The editors argue that such “visions are needed as they propose [a] certain directedness and practical ideas … [for] finding ways of building sustainable futures…” (p. xxv). In the context of the volume, the editors and contributors are successful in highlighting how such proposals must also be welded to the diverse lessons and research methodologies presented, and that—indeed—“foolproof conclusions… [and] normative response[s]” (p. xxvi) cannot possibly be expected from such efforts.
The editors walk a fine line between a normative criticality seeking a culturally plural ‘sustainable future’ and a post-critical “projective practice.” [3] Balancing these disparate approaches, the editors have done a laudable job in presenting a broad range of research that unsettles a unitary conception of Asian cities and questions our ways of knowing them.
[1] Rabinow, P. 1989. French Modern: Norms and Forms of the Social Environment.

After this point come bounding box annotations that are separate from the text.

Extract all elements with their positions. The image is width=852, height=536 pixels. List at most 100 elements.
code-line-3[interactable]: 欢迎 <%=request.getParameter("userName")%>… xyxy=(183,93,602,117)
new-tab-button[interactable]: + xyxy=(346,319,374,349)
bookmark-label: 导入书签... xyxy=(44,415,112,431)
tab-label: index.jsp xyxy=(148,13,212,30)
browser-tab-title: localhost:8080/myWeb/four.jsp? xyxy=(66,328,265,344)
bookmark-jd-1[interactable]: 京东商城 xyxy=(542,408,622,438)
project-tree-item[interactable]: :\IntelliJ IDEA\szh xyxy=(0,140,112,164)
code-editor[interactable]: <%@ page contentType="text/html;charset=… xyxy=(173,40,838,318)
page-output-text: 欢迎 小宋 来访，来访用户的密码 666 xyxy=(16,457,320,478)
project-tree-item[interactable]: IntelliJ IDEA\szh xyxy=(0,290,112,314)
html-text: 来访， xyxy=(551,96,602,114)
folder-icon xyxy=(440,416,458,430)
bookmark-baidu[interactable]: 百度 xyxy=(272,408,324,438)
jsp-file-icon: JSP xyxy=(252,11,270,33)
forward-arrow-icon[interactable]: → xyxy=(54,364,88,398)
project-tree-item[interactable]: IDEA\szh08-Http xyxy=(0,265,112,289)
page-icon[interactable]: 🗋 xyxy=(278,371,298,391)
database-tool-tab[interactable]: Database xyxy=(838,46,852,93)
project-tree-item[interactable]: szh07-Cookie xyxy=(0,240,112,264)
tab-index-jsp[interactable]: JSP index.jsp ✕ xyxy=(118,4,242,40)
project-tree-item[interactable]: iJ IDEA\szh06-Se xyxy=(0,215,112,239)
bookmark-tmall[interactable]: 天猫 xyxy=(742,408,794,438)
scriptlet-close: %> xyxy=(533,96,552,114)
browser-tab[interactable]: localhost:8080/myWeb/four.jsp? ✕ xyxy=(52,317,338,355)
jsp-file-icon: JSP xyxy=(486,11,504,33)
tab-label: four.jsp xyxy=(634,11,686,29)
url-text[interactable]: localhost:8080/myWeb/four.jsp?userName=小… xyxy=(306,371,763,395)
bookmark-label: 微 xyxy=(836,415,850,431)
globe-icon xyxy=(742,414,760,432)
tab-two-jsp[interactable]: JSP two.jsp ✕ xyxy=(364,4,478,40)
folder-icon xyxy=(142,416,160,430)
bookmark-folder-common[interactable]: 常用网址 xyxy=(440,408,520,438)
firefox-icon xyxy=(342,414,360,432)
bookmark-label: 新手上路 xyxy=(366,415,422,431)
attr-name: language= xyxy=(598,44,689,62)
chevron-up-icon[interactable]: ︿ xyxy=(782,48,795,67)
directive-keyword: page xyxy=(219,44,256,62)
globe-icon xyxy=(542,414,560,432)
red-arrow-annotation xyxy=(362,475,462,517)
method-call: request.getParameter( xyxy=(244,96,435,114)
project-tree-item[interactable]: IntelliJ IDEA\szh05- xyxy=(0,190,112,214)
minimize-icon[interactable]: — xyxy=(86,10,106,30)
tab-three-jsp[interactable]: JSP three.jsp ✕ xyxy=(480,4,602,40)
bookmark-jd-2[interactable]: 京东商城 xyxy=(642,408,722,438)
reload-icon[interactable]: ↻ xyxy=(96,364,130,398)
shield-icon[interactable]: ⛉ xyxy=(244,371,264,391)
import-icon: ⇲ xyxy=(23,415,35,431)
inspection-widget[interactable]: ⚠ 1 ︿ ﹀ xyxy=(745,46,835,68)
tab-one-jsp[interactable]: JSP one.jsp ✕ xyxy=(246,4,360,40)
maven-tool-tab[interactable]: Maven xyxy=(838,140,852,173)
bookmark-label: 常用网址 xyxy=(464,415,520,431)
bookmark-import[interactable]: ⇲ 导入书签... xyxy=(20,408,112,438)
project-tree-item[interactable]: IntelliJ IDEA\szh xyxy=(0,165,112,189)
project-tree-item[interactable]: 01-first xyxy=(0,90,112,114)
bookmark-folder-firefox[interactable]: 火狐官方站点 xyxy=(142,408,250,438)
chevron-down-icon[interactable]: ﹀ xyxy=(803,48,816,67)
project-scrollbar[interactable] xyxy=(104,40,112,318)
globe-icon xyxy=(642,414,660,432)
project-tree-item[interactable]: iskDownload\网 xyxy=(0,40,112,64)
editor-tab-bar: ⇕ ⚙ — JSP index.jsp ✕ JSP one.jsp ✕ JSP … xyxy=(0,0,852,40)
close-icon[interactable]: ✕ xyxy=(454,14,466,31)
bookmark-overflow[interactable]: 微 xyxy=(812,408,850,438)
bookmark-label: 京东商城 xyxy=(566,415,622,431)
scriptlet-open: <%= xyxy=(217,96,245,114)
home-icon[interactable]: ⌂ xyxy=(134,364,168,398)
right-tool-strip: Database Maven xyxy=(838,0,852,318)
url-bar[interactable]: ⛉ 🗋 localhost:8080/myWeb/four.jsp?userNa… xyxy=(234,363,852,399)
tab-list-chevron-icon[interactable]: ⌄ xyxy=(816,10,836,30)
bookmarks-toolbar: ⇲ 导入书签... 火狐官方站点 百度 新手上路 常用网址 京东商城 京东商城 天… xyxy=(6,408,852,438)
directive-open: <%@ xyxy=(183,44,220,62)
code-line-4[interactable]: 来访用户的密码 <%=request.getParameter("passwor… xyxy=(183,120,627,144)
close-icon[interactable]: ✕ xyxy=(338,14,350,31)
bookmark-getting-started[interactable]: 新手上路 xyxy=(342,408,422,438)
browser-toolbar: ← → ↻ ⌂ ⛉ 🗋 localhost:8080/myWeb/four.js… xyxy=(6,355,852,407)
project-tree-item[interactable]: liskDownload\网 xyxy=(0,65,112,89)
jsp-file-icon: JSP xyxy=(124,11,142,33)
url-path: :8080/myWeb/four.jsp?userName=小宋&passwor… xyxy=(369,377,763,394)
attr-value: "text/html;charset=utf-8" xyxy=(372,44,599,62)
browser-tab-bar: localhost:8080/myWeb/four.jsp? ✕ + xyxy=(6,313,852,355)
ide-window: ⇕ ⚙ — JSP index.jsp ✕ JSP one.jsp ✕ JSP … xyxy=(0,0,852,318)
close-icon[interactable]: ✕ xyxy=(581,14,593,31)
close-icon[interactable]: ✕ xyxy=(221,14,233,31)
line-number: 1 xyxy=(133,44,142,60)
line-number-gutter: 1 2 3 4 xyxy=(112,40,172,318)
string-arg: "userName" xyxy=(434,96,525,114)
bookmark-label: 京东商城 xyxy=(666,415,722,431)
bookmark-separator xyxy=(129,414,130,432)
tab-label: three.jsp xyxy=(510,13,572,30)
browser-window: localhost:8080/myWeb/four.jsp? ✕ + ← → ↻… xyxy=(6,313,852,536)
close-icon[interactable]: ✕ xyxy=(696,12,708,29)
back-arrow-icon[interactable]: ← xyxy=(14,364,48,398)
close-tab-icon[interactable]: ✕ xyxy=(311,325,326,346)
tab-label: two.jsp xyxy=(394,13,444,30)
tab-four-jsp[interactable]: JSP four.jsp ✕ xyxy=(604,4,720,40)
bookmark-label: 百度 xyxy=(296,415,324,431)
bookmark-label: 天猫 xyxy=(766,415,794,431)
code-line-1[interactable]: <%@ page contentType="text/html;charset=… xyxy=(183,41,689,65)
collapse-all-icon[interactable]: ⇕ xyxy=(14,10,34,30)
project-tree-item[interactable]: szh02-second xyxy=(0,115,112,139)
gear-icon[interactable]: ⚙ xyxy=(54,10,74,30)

Cambridge: MIT Press, p. 9.
[2] Holston, J. 1989. The Modernist City: An Anthropological Critique of Brasilia. Chicago: University of Chicago Press, p.4.
[3] Somol, R. and S. Whiting. 2002. Notes Around the Doppler Effect and Other Moods of Modernism. Perspecta 33: 72-77.
Future Asian Space: Projecting the Urban Space of New East Asia. eds., Limin Hee, Davisi Boontharm & Erwin Viray. Singapore: NUS Press, 2012.<
Jia-Ching Chen is a PhD candidate in City & Regional Planning at the University of California, Berkeley. His research on environmentalization and green development in China brings together the fields of political ecology, urban studies, planning, and critical industrial ecology.